The economy did contract for one quarter but the remaining six months have seen the largest quarterly lift in Gross Domestic Production (GDP) since the 1970s. What had been expected to be an economic Armageddon has turned out to be the best back-to-back quarters of growth in Australia’s recent history!

What happened?

It turns out that even the mandarins at the Treasury misunderstood Australia’s economy and spending patterns. Over 11 million Australians travelled overseas in 2019, as opposed to 9.5 million tourists visiting the country. Those travel-addicted Aussies had spent billions overseas, but in 2020 they were forced to either save that money or else spend it in the country.

In addition to the travel restrictions, many households were showered with cash as government programs delivered subsidies to much of the working population and pensioners. The majority of the money seems to have gone into retail sales and investments, but internal travel has seen a sharp resurgence, with subsidised domestic holiday programs wooing the frustrated traveller.

Regional Express, a purely domestic airline that operated turbo-prop aircraft to smaller cities, saw this as an opportunity. Acquiring several surplus VA Boeing 737s, Rex has morphed into a rival to Qantas and Virgin – the first time there have been three major airlines in the country for decades.

With record low interest rates adding to their savings, Australians have pushed up house prices to near-record levels. Car prices have soared too, with second-hand ones appreciating 45% over the last year. New cars have been selling rapidly, particularly in the luxury sector, as cashed-up Aussies treat themselves to a flash new vehicle. If you can’t go to Milan, buy a Ferrari instead!

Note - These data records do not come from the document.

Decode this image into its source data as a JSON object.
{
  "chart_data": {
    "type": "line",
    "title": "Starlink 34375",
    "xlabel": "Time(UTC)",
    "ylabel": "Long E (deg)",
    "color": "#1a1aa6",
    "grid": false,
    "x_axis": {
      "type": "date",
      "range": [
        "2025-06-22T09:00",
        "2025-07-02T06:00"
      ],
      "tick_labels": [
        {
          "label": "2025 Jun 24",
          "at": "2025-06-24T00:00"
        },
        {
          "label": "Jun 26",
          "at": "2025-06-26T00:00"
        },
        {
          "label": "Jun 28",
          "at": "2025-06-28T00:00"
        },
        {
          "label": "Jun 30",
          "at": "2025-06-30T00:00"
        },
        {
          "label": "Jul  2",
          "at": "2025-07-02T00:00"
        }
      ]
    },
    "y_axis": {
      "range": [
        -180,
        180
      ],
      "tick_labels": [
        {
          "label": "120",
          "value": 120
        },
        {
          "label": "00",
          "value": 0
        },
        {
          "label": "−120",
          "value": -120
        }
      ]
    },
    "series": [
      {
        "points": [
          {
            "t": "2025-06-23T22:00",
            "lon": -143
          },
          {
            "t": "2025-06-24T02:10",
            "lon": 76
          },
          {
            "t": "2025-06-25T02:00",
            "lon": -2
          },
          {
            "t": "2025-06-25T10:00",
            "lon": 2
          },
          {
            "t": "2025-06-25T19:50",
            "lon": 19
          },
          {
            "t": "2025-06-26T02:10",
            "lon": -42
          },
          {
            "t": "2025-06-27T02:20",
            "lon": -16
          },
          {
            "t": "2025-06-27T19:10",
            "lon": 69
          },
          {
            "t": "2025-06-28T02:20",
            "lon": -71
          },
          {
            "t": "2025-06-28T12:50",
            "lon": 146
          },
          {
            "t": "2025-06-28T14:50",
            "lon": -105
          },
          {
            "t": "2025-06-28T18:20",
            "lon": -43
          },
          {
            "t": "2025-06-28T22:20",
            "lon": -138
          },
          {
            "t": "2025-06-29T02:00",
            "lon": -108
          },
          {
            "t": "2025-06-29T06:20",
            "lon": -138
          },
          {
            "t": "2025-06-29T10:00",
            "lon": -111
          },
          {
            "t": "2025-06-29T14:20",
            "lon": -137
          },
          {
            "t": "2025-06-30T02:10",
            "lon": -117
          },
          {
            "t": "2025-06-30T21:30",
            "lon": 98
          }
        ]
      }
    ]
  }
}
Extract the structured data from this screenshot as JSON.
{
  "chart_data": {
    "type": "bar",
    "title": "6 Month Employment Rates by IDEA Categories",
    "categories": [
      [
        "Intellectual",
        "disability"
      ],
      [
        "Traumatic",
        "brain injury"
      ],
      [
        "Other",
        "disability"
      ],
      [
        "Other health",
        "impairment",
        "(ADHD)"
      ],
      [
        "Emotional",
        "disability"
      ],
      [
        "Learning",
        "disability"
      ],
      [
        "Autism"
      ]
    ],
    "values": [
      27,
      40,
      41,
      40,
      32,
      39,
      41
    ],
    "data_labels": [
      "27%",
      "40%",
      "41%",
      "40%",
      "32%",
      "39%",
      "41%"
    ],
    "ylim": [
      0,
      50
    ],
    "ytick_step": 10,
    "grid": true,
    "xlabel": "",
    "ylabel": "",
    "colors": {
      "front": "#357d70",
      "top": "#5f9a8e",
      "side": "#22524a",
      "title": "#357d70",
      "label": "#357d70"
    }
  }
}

The net benefit of the border restrictions to Australia’s economy in the December quarter alone is calculated to be AUD 7.5 billion. The full-year benefit may approach 30 billion. Little wonder that PM Morrison has stated that the borders will remain closed ‘. . . for the foreseeable future’.

The generals

Napoleon famously said: “Don’t bring me good generals, bring me lucky generals.” The charismatic and visionary French leader fully understood that in war, as well as life, luck is often the deciding factor. Some individuals seem to have a knack for being ‘in the right place at the right time’ and achieving spectacular results that seemingly more capable rivals cannot deliver.

Sri Lanka’s military achieved a spectacular victory against a resolute and capable enemy over 10 years ago. This was accomplished due to many factors. Among them was the political will displayed by the Government; the logistical capacity developed at great cost by the military; the sacrifices made by the civilian population; and the fighting qualities of the individual soldiers, sailors and airmen. But somewhere down the line, luck played its part too.

Now the military is once again at the forefront of combating a new, wily and invisible enemy that we had thought to be defeated, with accomplished generals in charge. If we are to vanquish COVID-19, which is currently counter-attacking ferociously, those same qualities of service, sacrifice and skill will have to be tempered with a dose of luck. I pray we succeed, for the consequences of failure are too terrible to contemplate.